Comment by tipiirai

1 day ago

Flutter fundamentally misunderstands web standards and separation of concerns. It imposes a custom rendering engine and widget system on top of the web platform, creating another layer of abstraction rather than leveraging native browser capabilities.

The web already has a powerful "canvas for any screen" - it's called HTML and CSS. Modern features like container queries, CSS grid, and view transitions provide sophisticated responsive capabilities without fighting against web standards.

Flutter's approach is precisely what we need to move away from - trying to solve web development challenges by building on top of the platform rather than understanding its inherent strengths. True standards-first development means embracing HTML's semantic structure, CSS's systematic design capabilities, and JavaScript's proper role in progressive enhancement.

Creating better interfaces doesn't require new abstractions. It requires deeper understanding of web standards and systematic design principles.

So how do you write a mobile app with HTML and CSS? Or a TV app? Or a car app? Or a watch app? Or a VR app?

The “one simple standard” falls apart when you need multiple platforms.

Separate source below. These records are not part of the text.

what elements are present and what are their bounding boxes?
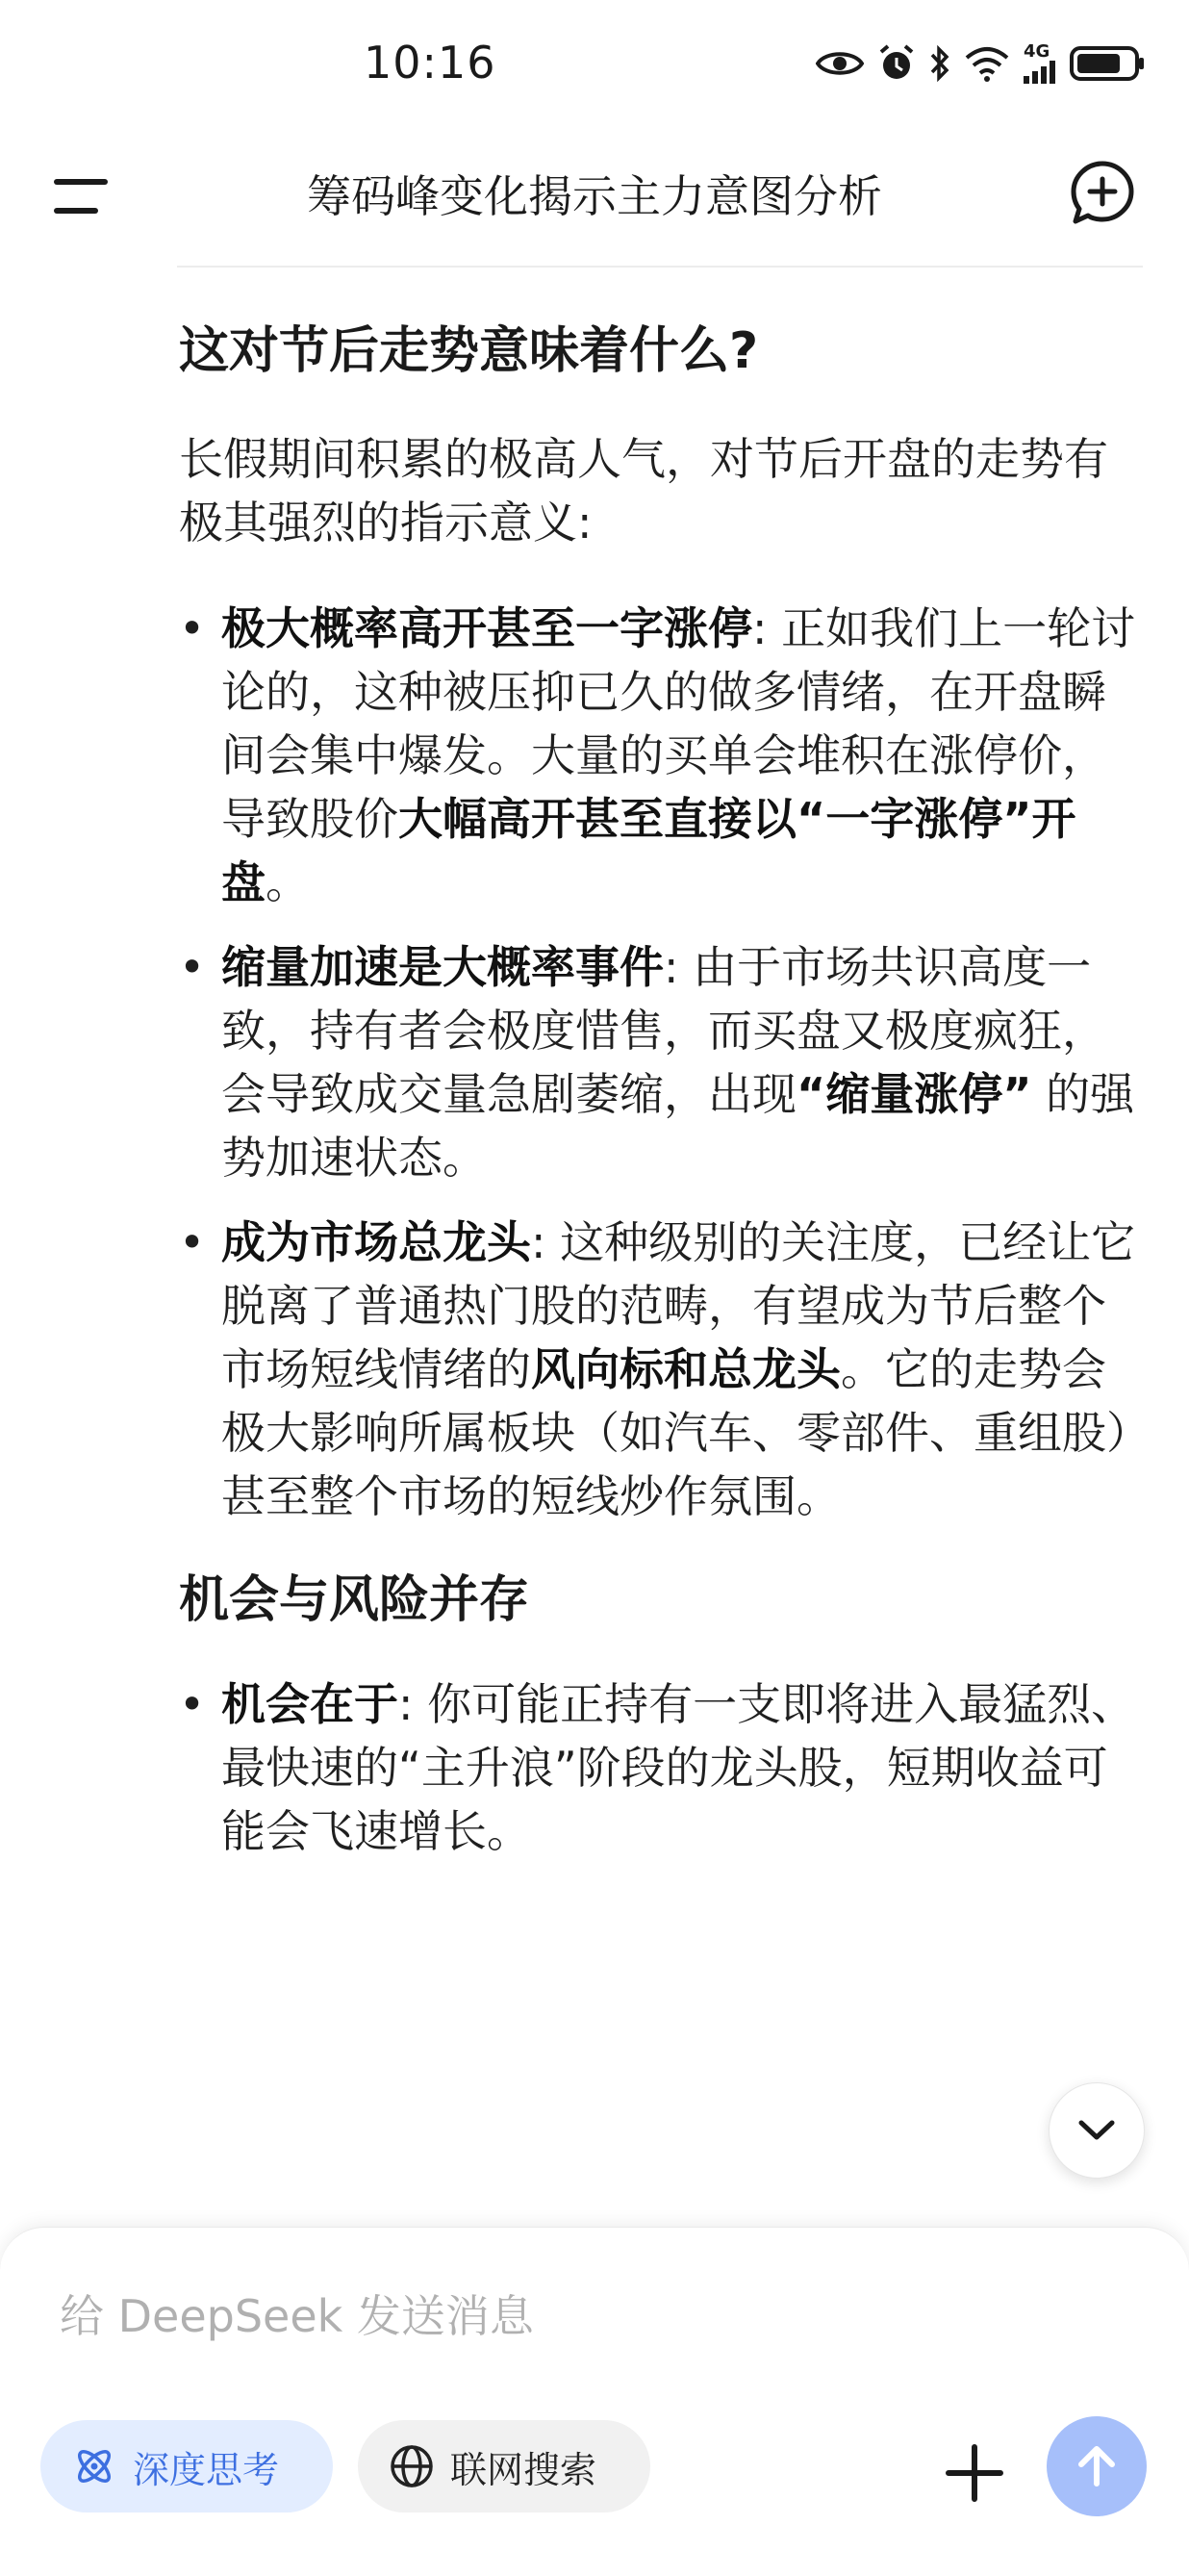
bullet-text-2: 的强势加速状态。 [221, 1068, 1135, 1184]
network-label: 4G [1024, 41, 1050, 62]
chat-header [0, 135, 1189, 269]
bullet-list [179, 597, 1141, 1528]
plus-icon [943, 2441, 1006, 2505]
list-item [179, 1211, 1141, 1528]
section-heading: 机会与风险并存 [179, 1571, 530, 1629]
composer [0, 2227, 1189, 2576]
atom-icon [71, 2443, 117, 2489]
list-item [179, 1672, 1141, 1863]
web-search-label: 联网搜索 [450, 2448, 597, 2491]
header-divider [177, 266, 1143, 268]
battery-icon [1070, 44, 1147, 83]
bullet-text-2: 。它的走势会极大影响所属板块（如汽车、零部件、重组股）甚至整个市场的短线炒作氛围。 [221, 1343, 1128, 1522]
web-search-toggle[interactable] [358, 2420, 650, 2512]
list-item [179, 597, 1141, 914]
status-bar [0, 0, 1189, 125]
bullet-list [179, 1672, 1141, 1863]
status-icons [816, 40, 1147, 87]
section-heading: 这对节后走势意味着什么? [179, 322, 759, 380]
bullet-bold-2: 大幅高开甚至直接以“一字涨停”开盘 [221, 793, 1076, 908]
bullet-bold: 成为市场总龙头 [221, 1216, 531, 1268]
status-time: 10:16 [364, 37, 496, 89]
deep-think-toggle[interactable] [40, 2420, 333, 2512]
globe-icon [389, 2443, 435, 2489]
alarm-icon [877, 44, 916, 83]
message-input[interactable]: 给 DeepSeek 发送消息 [60, 2290, 534, 2342]
attach-button[interactable] [943, 2441, 1006, 2505]
scroll-down-button[interactable] [1049, 2082, 1145, 2179]
new-chat-button[interactable] [1068, 158, 1137, 227]
deep-think-label: 深度思考 [133, 2448, 280, 2491]
list-item [179, 935, 1141, 1189]
wifi-icon [964, 44, 1010, 83]
bullet-text: : 正如我们上一轮讨论的，这种被压抑已久的做多情绪，在开盘瞬间会集中爆发。大量的买单会堆积在涨停价，导致股价 [221, 602, 1136, 845]
page-title: 筹码峰变化揭示主力意图分析 [307, 170, 882, 222]
bullet-text-2: 。 [266, 856, 310, 908]
bullet-bold: 极大概率高开甚至一字涨停 [221, 602, 752, 654]
intro-paragraph: 长假期间积累的极高人气，对节后开盘的走势有极其强烈的指示意义: [179, 433, 1108, 548]
bullet-text: : 由于市场共识高度一致，持有者会极度惜售，而买盘又极度疯狂，会导致成交量急剧萎缩，出现 [221, 941, 1106, 1120]
assistant-message [179, 318, 1141, 1884]
chevron-down-icon [1075, 2117, 1118, 2144]
bullet-bold: 机会在于 [221, 1678, 398, 1730]
bullet-bold-2: 风向标和总龙头 [531, 1343, 841, 1395]
bullet-bold: 缩量加速是大概率事件 [221, 941, 664, 993]
bluetooth-icon [929, 44, 950, 83]
signal-icon [1024, 61, 1056, 84]
eye-icon [816, 47, 864, 80]
new-chat-icon [1068, 158, 1137, 227]
bullet-text: : 这种级别的关注度，已经让它脱离了普通热门股的范畴，有望成为节后整个市场短线情绪的 [221, 1216, 1136, 1395]
send-button[interactable] [1047, 2416, 1147, 2516]
bullet-bold-2: “缩量涨停” [797, 1068, 1032, 1120]
bullet-text: : 你可能正持有一支即将进入最猛烈、最快速的“主升浪”阶段的龙头股，短期收益可能会飞速增长。 [221, 1678, 1136, 1857]
arrow-up-icon [1072, 2441, 1122, 2491]
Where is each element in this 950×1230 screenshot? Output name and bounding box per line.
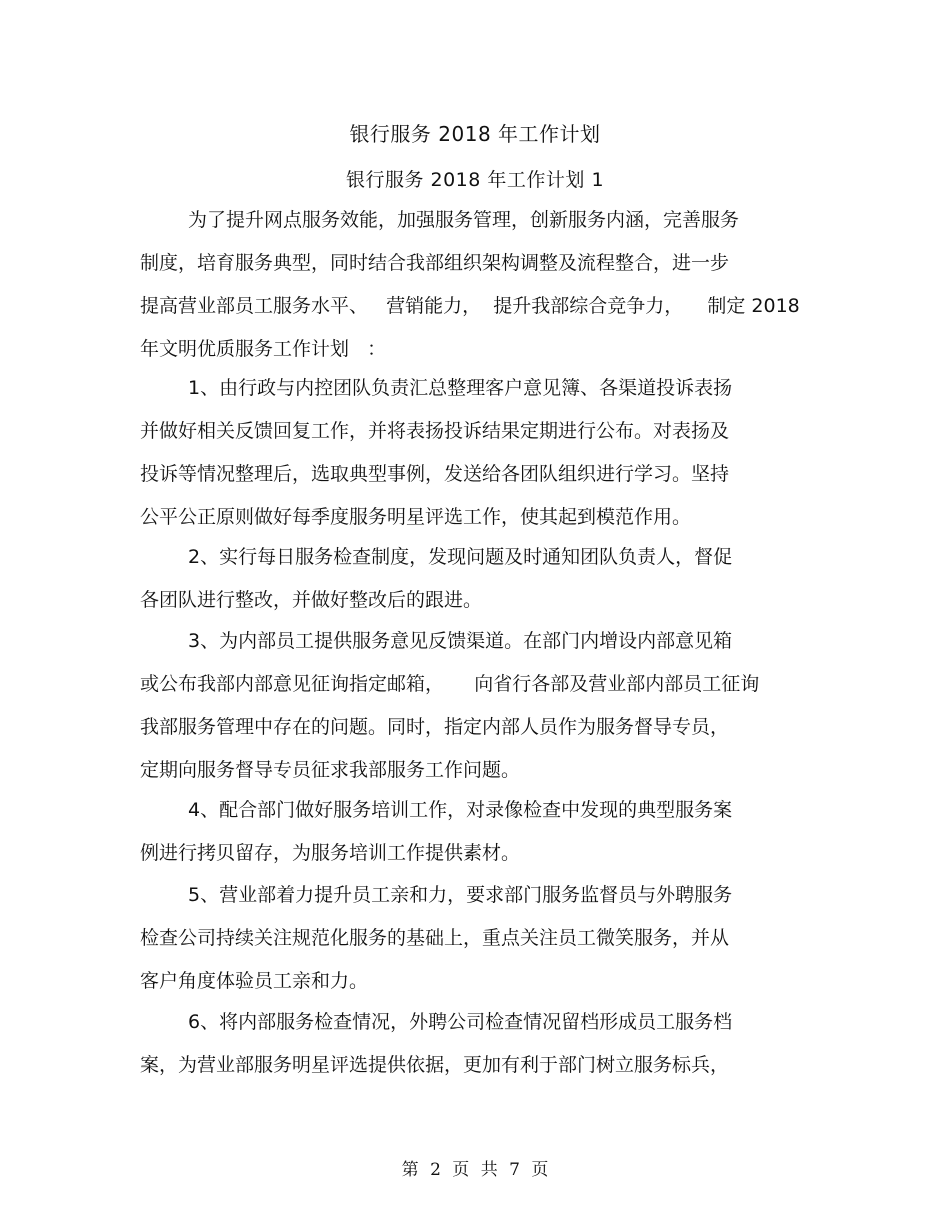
paragraph-line: 定期向服务督导专员征求我部服务工作问题。 — [140, 759, 521, 781]
paragraph-line: 案，为营业部服务明星评选提供依据，更加有利于部门树立服务标兵， — [140, 1054, 730, 1076]
paragraph-line: 或公布我部内部意见征询指定邮箱， 向省行各部及营业部内部员工征询 — [140, 673, 760, 695]
paragraph-line: 客户角度体验员工亲和力。 — [140, 970, 369, 992]
document-title: 银行服务 2018 年工作计划 — [349, 122, 601, 146]
paragraph-line: 我部服务管理中存在的问题。同时，指定内部人员作为服务督导专员， — [140, 716, 730, 738]
paragraph-line: 为了提升网点服务效能，加强服务管理，创新服务内涵，完善服务 — [188, 209, 740, 231]
paragraph-line: 制度，培育服务典型，同时结合我部组织架构调整及流程整合，进一步 — [140, 252, 730, 274]
paragraph-line: 年文明优质服务工作计划 ： — [140, 338, 387, 360]
paragraph-line: 5、营业部着力提升员工亲和力，要求部门服务监督员与外聘服务 — [188, 884, 733, 906]
document-subtitle: 银行服务 2018 年工作计划 1 — [345, 169, 605, 191]
paragraph-line: 公平公正原则做好每季度服务明星评选工作，使其起到模范作用。 — [140, 506, 692, 528]
paragraph-line: 3、为内部员工提供服务意见反馈渠道。在部门内增设内部意见箱 — [188, 630, 733, 652]
paragraph-line: 1、由行政与内控团队负责汇总整理客户意见簿、各渠道投诉表扬 — [188, 377, 733, 399]
paragraph-line: 检查公司持续关注规范化服务的基础上，重点关注员工微笑服务，并从 — [140, 927, 730, 949]
paragraph-line: 2、实行每日服务检查制度，发现问题及时通知团队负责人，督促 — [188, 546, 733, 568]
paragraph-line: 4、配合部门做好服务培训工作，对录像检查中发现的典型服务案 — [188, 799, 733, 821]
paragraph-line: 各团队进行整改，并做好整改后的跟进。 — [140, 589, 483, 611]
paragraph-line: 6、将内部服务检查情况，外聘公司检查情况留档形成员工服务档 — [188, 1011, 733, 1033]
paragraph-line: 例进行拷贝留存，为服务培训工作提供素材。 — [140, 842, 521, 864]
paragraph-line: 投诉等情况整理后，选取典型事例，发送给各团队组织进行学习。坚持 — [140, 463, 730, 485]
page-footer: 第 2 页 共 7 页 — [401, 1160, 549, 1180]
paragraph-line: 提高营业部员工服务水平、 营销能力， 提升我部综合竞争力， 制定 2018 — [140, 295, 800, 317]
paragraph-line: 并做好相关反馈回复工作，并将表扬投诉结果定期进行公布。对表扬及 — [140, 420, 730, 442]
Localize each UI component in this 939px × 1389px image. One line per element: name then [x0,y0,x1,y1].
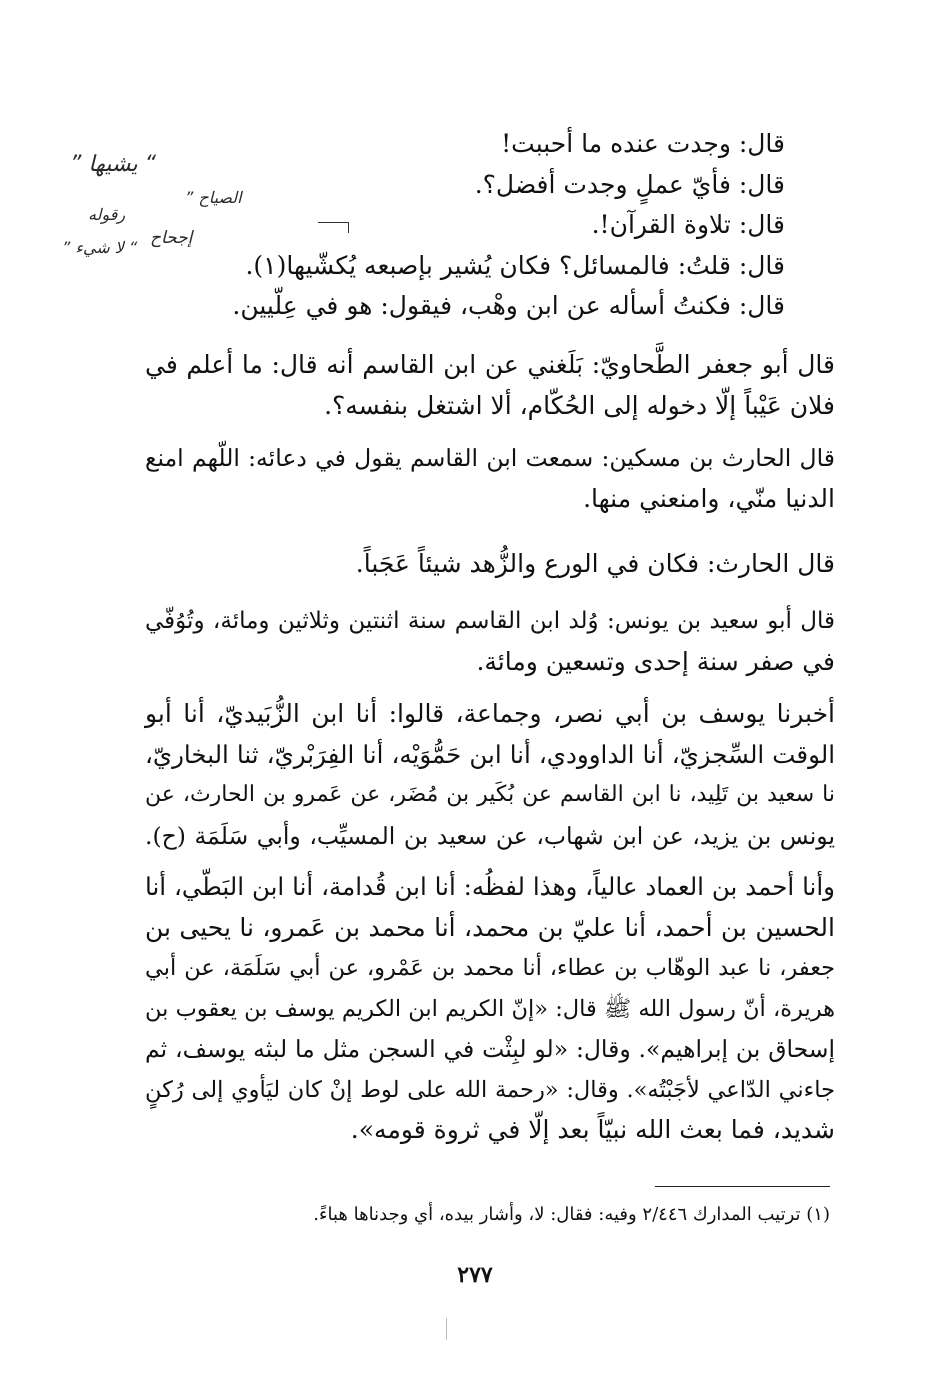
text-line: قال الحارث بن مسكين: سمعت ابن القاسم يقول في دعائه: اللّهم امنع [145,444,835,472]
text-line: الوقت السِّجزيّ، أنا الداوودي، أنا ابن حَمُّوَيْه، أنا الفِرَبْريّ، ثنا البخاريّ، [145,739,835,769]
text-line: إسحاق بن إبراهيم». وقال: «لو لبِثْت في السجن مثل ما لبثه يوسف، ثم [145,1035,835,1063]
text-line: الدنيا منّي، وامنعني منها. [583,483,835,513]
text-line: يونس بن يزيد، عن ابن شهاب، عن سعيد بن المسيِّب، وأبي سَلَمَة (ح). [145,821,835,850]
paragraph-harith-dua [145,438,835,519]
paragraph-isnad-1 [145,694,835,856]
margin-note-1: “ يشيها ” [70,152,157,177]
paragraph-tahawi [145,345,835,426]
footnote-separator [655,1186,830,1187]
dialog-line: قال: وجدت عنده ما أحببت! [501,129,785,158]
text-line: نا سعيد بن تَلِيد، نا ابن القاسم عن بُكَير بن مُضَر، عن عَمرو بن الحارث، عن [145,782,835,807]
dialog-block [200,124,785,327]
dialog-line: قال: فأيّ عملٍ وجدت أفضل؟. [474,169,785,199]
text-line: الحسين بن أحمد، أنا عليّ بن محمد، أنا محمد بن عَمرو، نا يحيى بن [145,912,836,942]
text-line: قال أبو جعفر الطَّحاويّ: بَلَغني عن ابن القاسم أنه قال: ما أعلم في [145,350,835,379]
text-line: شديد، فما بعث الله نبيّاً بعد إلّا في ثروة قومه». [350,1115,835,1144]
text-line: قال أبو سعيد بن يونس: وُلد ابن القاسم سنة اثنتين وثلاثين ومائة، وتُوُفّي [145,608,835,634]
page-number: ٢٧٧ [457,1262,493,1288]
text-line: فلان عَيْباً إلّا دخوله إلى الحُكّام، ألا اشتغل بنفسه؟. [324,390,835,420]
margin-note-3: رقوله [88,205,126,224]
paragraph-ibn-yunus [145,601,835,682]
scan-artifact [446,1318,447,1340]
paragraph-isnad-2 [145,867,835,1151]
dialog-line: قال: قلتُ: فالمسائل؟ فكان يُشير بإصبعه يُكشّيها(١). [245,250,785,280]
margin-note-5: “ لا شيء ” [62,238,138,257]
text-line: قال الحارث: فكان في الورع والزُّهد شيئاً عَجَباً. [355,549,835,578]
margin-note-4: إجحاح [150,228,193,248]
text-line: جعفر، نا عبد الوهّاب بن عطاء، أنا محمد بن عَمْرو، عن أبي سَلَمَة، عن أبي [145,955,835,981]
text-line: وأنا أحمد بن العماد عالياً، وهذا لفظُه: أنا ابن قُدامة، أنا ابن البَطّي، أنا [145,872,835,901]
paragraph-harith-zuhd [145,544,835,585]
dialog-line: قال: فكنتُ أسأله عن ابن وهْب، فيقول: هو في عِلّيين. [232,291,785,320]
dialog-line: قال: تلاوة القرآن!. [591,210,785,239]
text-line: في صفر سنة إحدى وتسعين ومائة. [476,646,835,676]
text-line: جاءني الدّاعي لأجَبْتُه». وقال: «رحمة الله على لوط إنْ كان ليَأوي إلى رُكنٍ [145,1076,835,1103]
text-line: هريرة، أنّ رسول الله ﷺ قال: «إنّ الكريم ابن الكريم يوسف بن يعقوب بن [145,995,835,1022]
margin-note-2: الصياح ” [185,188,242,207]
text-line: أخبرنا يوسف بن أبي نصر، وجماعة، قالوا: أنا ابن الزُّبَيديّ، أنا أبو [145,699,835,728]
footnote: (١) ترتيب المدارك ٢/٤٤٦ وفيه: فقال: لا، وأشار بيده، أي وجدناها هباءً. [313,1204,830,1225]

And honestly the document and document styling model wouldn’t work very well for these platforms.

Everything from “center a div” to “pinterest style masonry grid” is 100x easier in flutter.

Also, flutter is not “another abstraction” on top of web. The widgets don’t map to DOM elements at all. It is a completely orthogonal approach. All of the other web frameworks are indeed abstractions, but flutter is not.

Just curious, have you used flutter before? My impression is that you would like it because there is actually less abstraction. A widget just represents a paintable object on a canvas without any more indirection than you give it.